[The Malay Archipelago by Alfred Russell Wallace]@TWC D-Link bookThe Malay Archipelago CHAPTER XXXIII 4/13
On the west there are very few, Wamma and Palo Pabi being the chief, with Ougia, and Wassia at the north-west extremity.
On the east side the sea is everywhere shallow, and full of coral; and it is here that the pearl-shells are found which form one of the chief staples of Aru trade. All the islands are covered with a dense and very lofty forest. The physical features here described are of peculiar interest, and, as far as I am aware, are to some extent unique; for I have been unable to find any other record of an island of the size of Aru crossed by channels which exactly resemble true rivers.

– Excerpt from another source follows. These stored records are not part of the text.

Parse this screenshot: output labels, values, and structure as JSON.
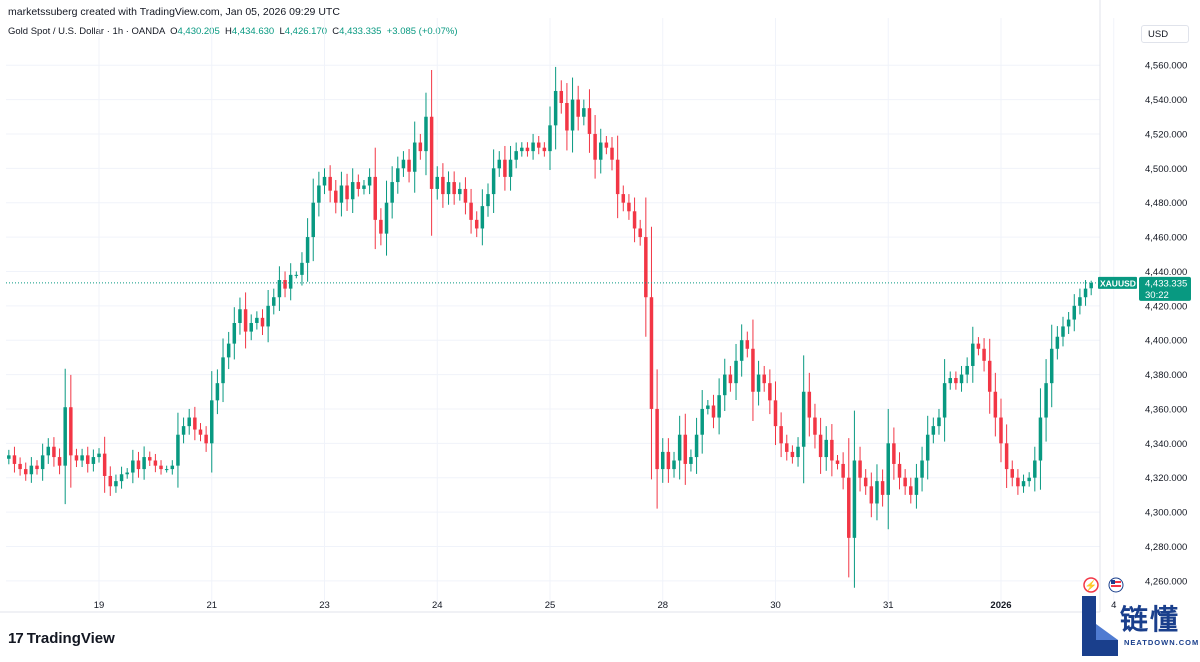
{
  "credit": "marketssuberg created with TradingView.com, Jan 05, 2026 09:29 UTC",
  "legend": {
    "symbol": "Gold Spot / U.S. Dollar · 1h · OANDA",
    "o_label": "O",
    "o_value": "4,430.205",
    "h_label": "H",
    "h_value": "4,434.630",
    "l_label": "L",
    "l_value": "4,426.170",
    "c_label": "C",
    "c_value": "4,433.335",
    "change": "+3.085 (+0.07%)"
  },
  "currency": "USD",
  "price_tag": {
    "symbol": "XAUUSD",
    "price": "4,433.335",
    "countdown": "30:22"
  },
  "brand": {
    "name": "TradingView",
    "mark": "17"
  },
  "watermark": {
    "cn": "链懂",
    "en": "NEATDOWN.COM"
  },
  "colors": {
    "up": "#089981",
    "down": "#f23645",
    "grid": "#f0f3fa",
    "text": "#131722",
    "tag": "#089981"
  },
  "chart_data": {
    "type": "candlestick",
    "ylim": [
      4250,
      4570
    ],
    "y_ticks": [
      "4,260.000",
      "4,280.000",
      "4,300.000",
      "4,320.000",
      "4,340.000",
      "4,360.000",
      "4,380.000",
      "4,400.000",
      "4,420.000",
      "4,440.000",
      "4,460.000",
      "4,480.000",
      "4,500.000",
      "4,520.000",
      "4,540.000",
      "4,560.000"
    ],
    "y_tick_values": [
      4260,
      4280,
      4300,
      4320,
      4340,
      4360,
      4380,
      4400,
      4420,
      4440,
      4460,
      4480,
      4500,
      4520,
      4540,
      4560
    ],
    "x_ticks": [
      "19",
      "21",
      "23",
      "24",
      "25",
      "28",
      "30",
      "31",
      "2026",
      "4"
    ],
    "x_tick_bar_index": [
      16,
      36,
      56,
      76,
      96,
      116,
      136,
      156,
      176,
      196
    ],
    "last_price": 4433.335,
    "last_open": 4430.205,
    "last_high": 4434.63,
    "last_low": 4426.17,
    "closes": [
      4333,
      4328,
      4325,
      4322,
      4327,
      4325,
      4333,
      4338,
      4332,
      4327,
      4361,
      4333,
      4330,
      4333,
      4328,
      4332,
      4334,
      4321,
      4315,
      4318,
      4322,
      4323,
      4330,
      4325,
      4332,
      4330,
      4327,
      4325,
      4325,
      4327,
      4345,
      4350,
      4355,
      4348,
      4345,
      4340,
      4365,
      4375,
      4390,
      4398,
      4410,
      4418,
      4405,
      4410,
      4413,
      4408,
      4420,
      4425,
      4435,
      4430,
      4438,
      4438,
      4445,
      4460,
      4480,
      4490,
      4495,
      4487,
      4480,
      4490,
      4482,
      4492,
      4488,
      4490,
      4495,
      4470,
      4462,
      4480,
      4492,
      4500,
      4505,
      4498,
      4515,
      4510,
      4530,
      4488,
      4495,
      4485,
      4492,
      4485,
      4488,
      4480,
      4470,
      4465,
      4478,
      4485,
      4500,
      4505,
      4495,
      4505,
      4510,
      4512,
      4510,
      4515,
      4512,
      4510,
      4525,
      4545,
      4538,
      4522,
      4540,
      4530,
      4535,
      4520,
      4505,
      4515,
      4512,
      4505,
      4485,
      4480,
      4475,
      4465,
      4460,
      4425,
      4360,
      4325,
      4335,
      4325,
      4330,
      4345,
      4328,
      4332,
      4345,
      4360,
      4362,
      4355,
      4368,
      4380,
      4375,
      4388,
      4400,
      4395,
      4370,
      4380,
      4375,
      4365,
      4350,
      4340,
      4335,
      4332,
      4338,
      4370,
      4355,
      4345,
      4332,
      4342,
      4330,
      4328,
      4320,
      4285,
      4330,
      4320,
      4315,
      4305,
      4318,
      4310,
      4340,
      4328,
      4320,
      4315,
      4310,
      4320,
      4330,
      4345,
      4350,
      4355,
      4375,
      4378,
      4375,
      4380,
      4385,
      4398,
      4395,
      4388,
      4370,
      4355,
      4340,
      4325,
      4320,
      4315,
      4318,
      4320,
      4330,
      4355,
      4375,
      4395,
      4402,
      4408,
      4412,
      4420,
      4425,
      4430,
      4433.335
    ]
  }
}
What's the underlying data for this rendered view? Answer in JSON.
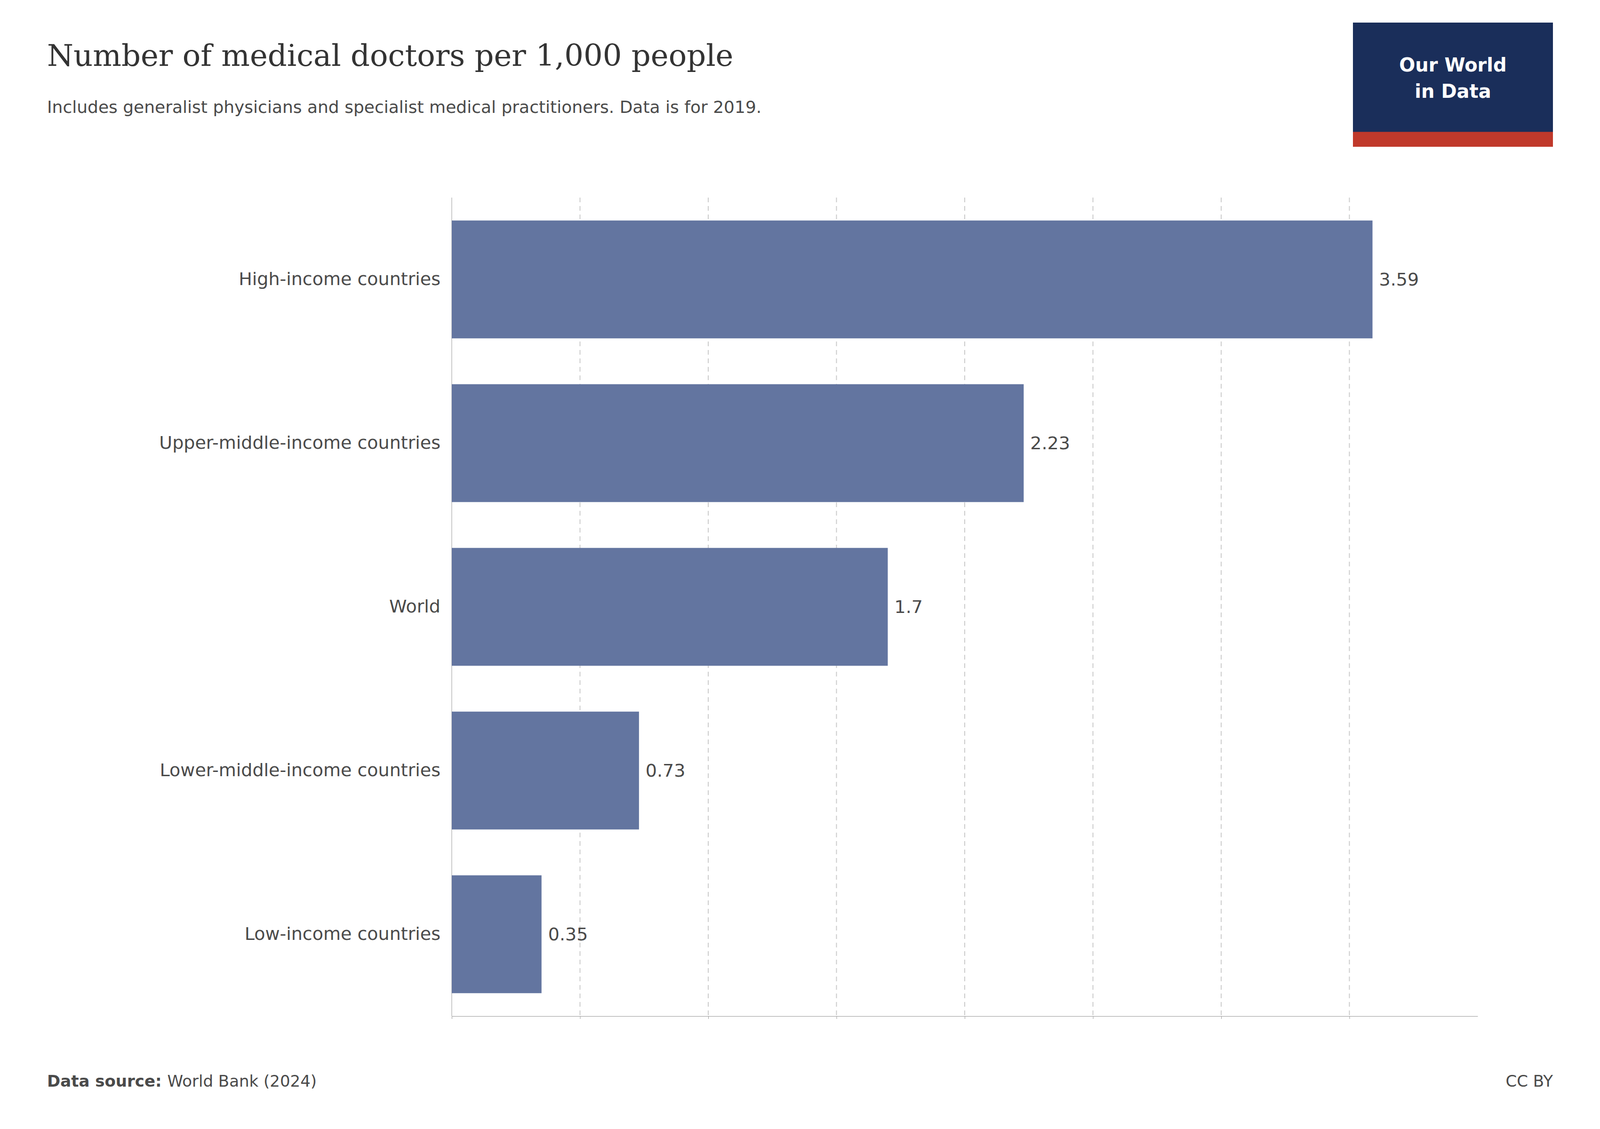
{
  "chart_data": {
    "type": "bar",
    "orientation": "horizontal",
    "title": "Number of medical doctors per 1,000 people",
    "subtitle": "Includes generalist physicians and specialist medical practitioners. Data is for 2019.",
    "categories": [
      "High-income countries",
      "Upper-middle-income countries",
      "World",
      "Lower-middle-income countries",
      "Low-income countries"
    ],
    "values": [
      3.59,
      2.23,
      1.7,
      0.73,
      0.35
    ],
    "color": "#6375a0",
    "xlim": [
      0,
      4.0
    ],
    "xticks": [
      0,
      0.5,
      1,
      1.5,
      2,
      2.5,
      3,
      3.5
    ],
    "grid": true,
    "data_labels": true,
    "tick_labels": false,
    "annotations": [
      "Data source:",
      "World Bank (2024)",
      "CC BY",
      "Our World",
      "in Data"
    ]
  }
}
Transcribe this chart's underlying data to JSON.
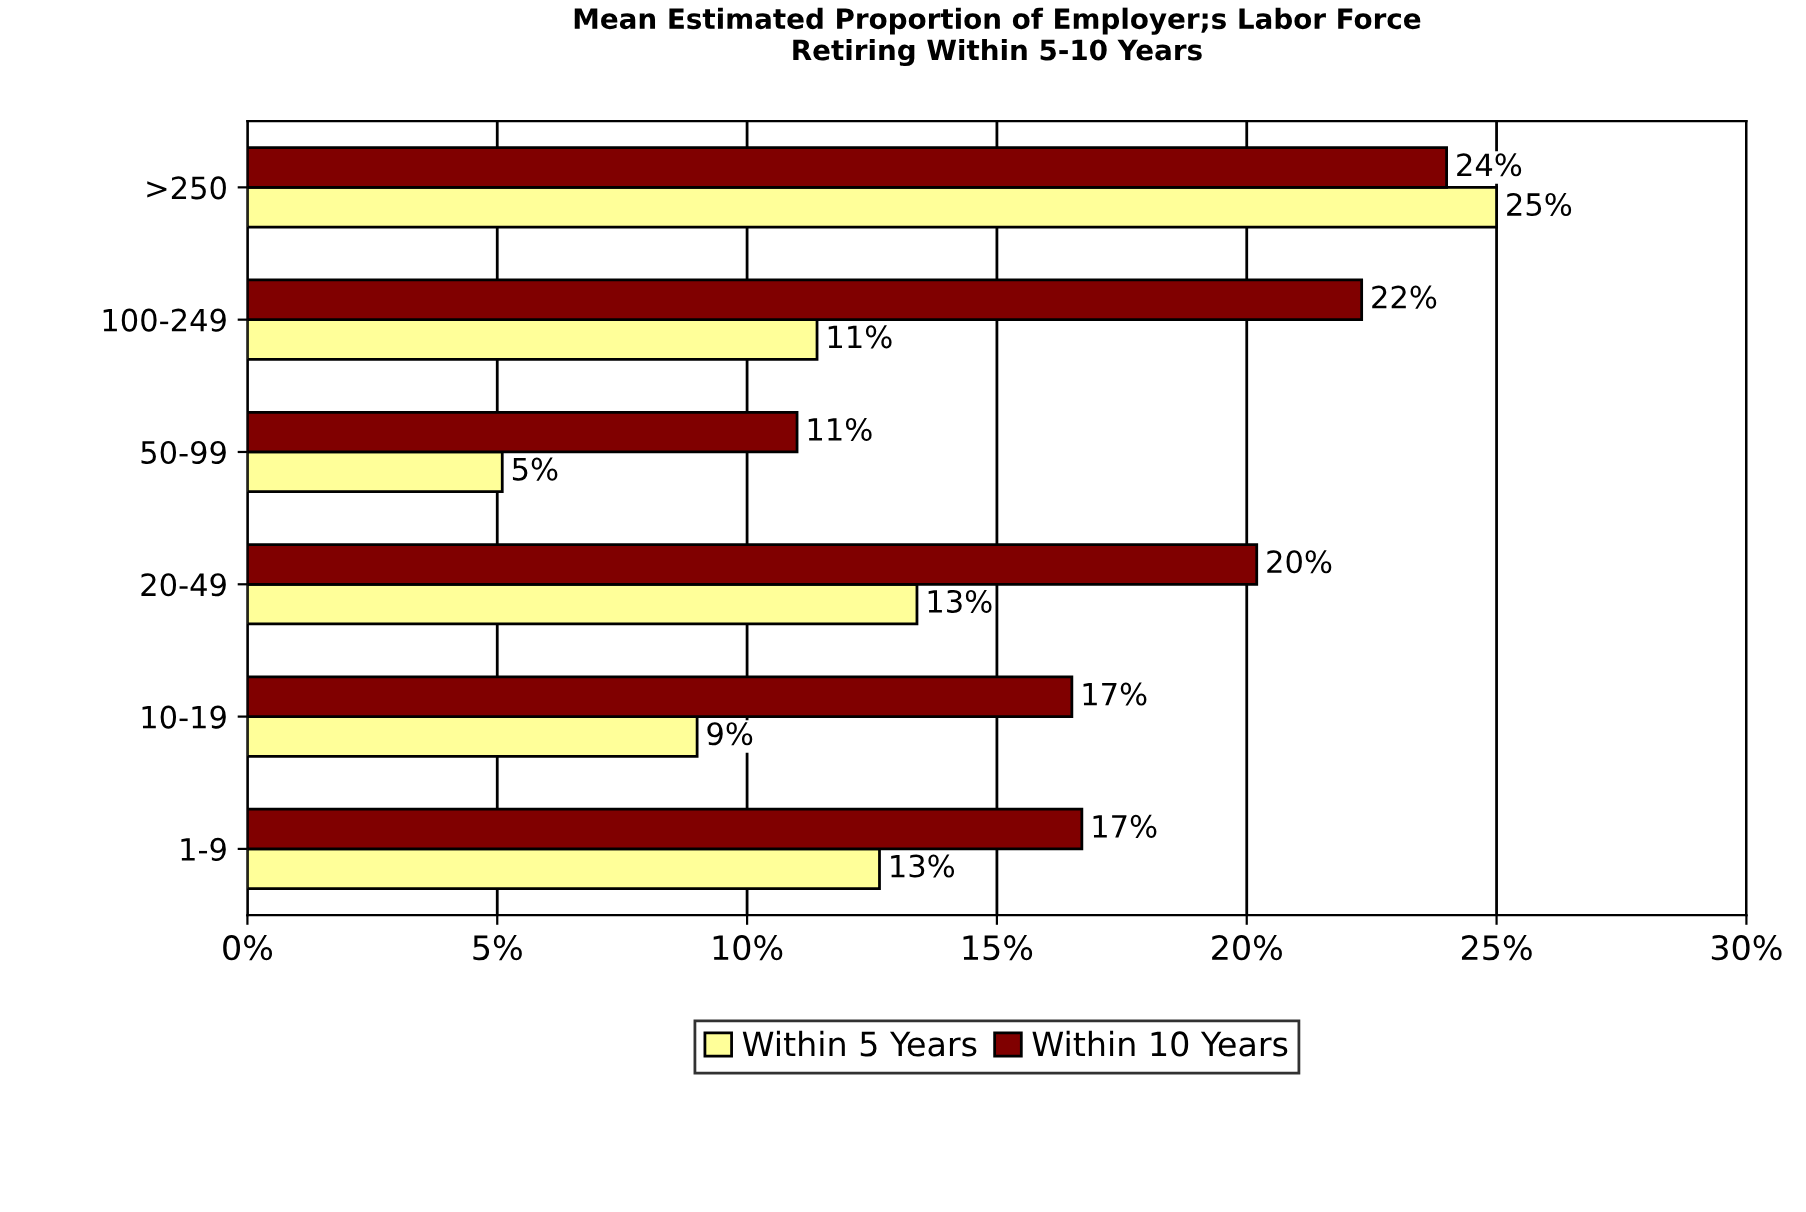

How these channels originated were a complete puzzle to me, till, after a long consideration of the whole of the natural phenomena presented by these islands, I arrived at a conclusion which I will now endeavour to explain.
There are three ways in which we may conceive islands which are not volcanic to have been formed, or to have been reduced to their present condition, by elevation, by subsidence, or by separation from a continent or larger island.
The existence of coral rock, or of raised beaches far inland, indicates recent elevation; lagoon coral-islands, and such as have barrier or encircling reefs, have suffered subsidence; while our own islands, whose productions are entirely those of the adjacent continent, have been separated from it.